Poteri e doveri. L’ultima parte del documento è finalizzata ad analizzare i poteri e i doveri dell’organo di controllo monocratico. A riguardo, viene evidenziato che, in virtù del richiamo espresso dall’art. 2477, comma 5 c.c., ai doveri e poteri dei sindaci delle spa, al sindaco unico si applichino sostanzialmente gli stessi poteri, doveri e responsabilità del collegio sindacale e dei suoi componenti. Il sindaco unico sarà, quindi, tenuto a partecipare a cda, comitati esecutivi e assemblee, acquisire informazioni dall’organo amministrativo, espletare (anche con l’ausilio di collaboratori) atti di ispezione e controllo, convocare l’assemblea al verificarsi dei relativi presupposti ed esperire eventualmente l’azione di responsabilità nei confronti degli amministratori.

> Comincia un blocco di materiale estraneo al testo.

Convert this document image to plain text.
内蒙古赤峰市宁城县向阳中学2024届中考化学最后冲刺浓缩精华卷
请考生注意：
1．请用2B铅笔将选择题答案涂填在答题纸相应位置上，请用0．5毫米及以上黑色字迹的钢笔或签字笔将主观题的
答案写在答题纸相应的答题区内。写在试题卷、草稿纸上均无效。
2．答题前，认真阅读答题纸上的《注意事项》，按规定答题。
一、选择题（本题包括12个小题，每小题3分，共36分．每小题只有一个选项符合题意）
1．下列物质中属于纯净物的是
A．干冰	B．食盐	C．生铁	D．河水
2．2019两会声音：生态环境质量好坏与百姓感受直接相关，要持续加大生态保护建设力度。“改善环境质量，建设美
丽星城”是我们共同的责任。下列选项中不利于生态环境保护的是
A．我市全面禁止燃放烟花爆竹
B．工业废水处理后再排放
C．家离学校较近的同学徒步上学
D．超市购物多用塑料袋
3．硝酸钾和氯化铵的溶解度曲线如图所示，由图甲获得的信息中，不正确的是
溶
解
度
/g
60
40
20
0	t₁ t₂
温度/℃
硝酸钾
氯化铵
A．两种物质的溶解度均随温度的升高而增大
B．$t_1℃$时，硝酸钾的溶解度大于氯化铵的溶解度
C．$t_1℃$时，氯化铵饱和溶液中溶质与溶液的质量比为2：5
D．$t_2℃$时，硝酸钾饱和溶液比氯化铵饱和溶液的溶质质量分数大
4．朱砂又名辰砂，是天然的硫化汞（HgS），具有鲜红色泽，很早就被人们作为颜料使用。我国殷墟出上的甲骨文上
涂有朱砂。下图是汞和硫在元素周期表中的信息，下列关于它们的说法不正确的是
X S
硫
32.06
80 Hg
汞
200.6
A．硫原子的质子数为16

Coordinamento tra funzioni di vigilanza e funzione di revisione legale. Il sindaco revisore, nello svolgimento delle diverse fasi della revisione, può utilizzare anche le conoscenze che gli derivano dallo svolgimento della funzione di vigilanza concomitante della gestione. L’integrazione in capo al sindaco unico della vigilanza sull’osservanza della legge e dello statuto, nonché il rispetto dei principi di amministrazione e dell’attività di revisione legale consente di massimizzare le sinergie tra le funzioni svolte.

Utilizzabilità dell’art. 2409 c.c. Nelle srl sembra preferibile ritenere, ove emergesse il sospetto di gravi irregolarità gestionali ascrivibili agli amministratori, che «il sindaco unico proponga cautelativamente ricorso ai sensi dell’art. 2409 c.c., lasciando all’organo giurisdizionale ogni decisione circa l’accoglimento dell’istanza».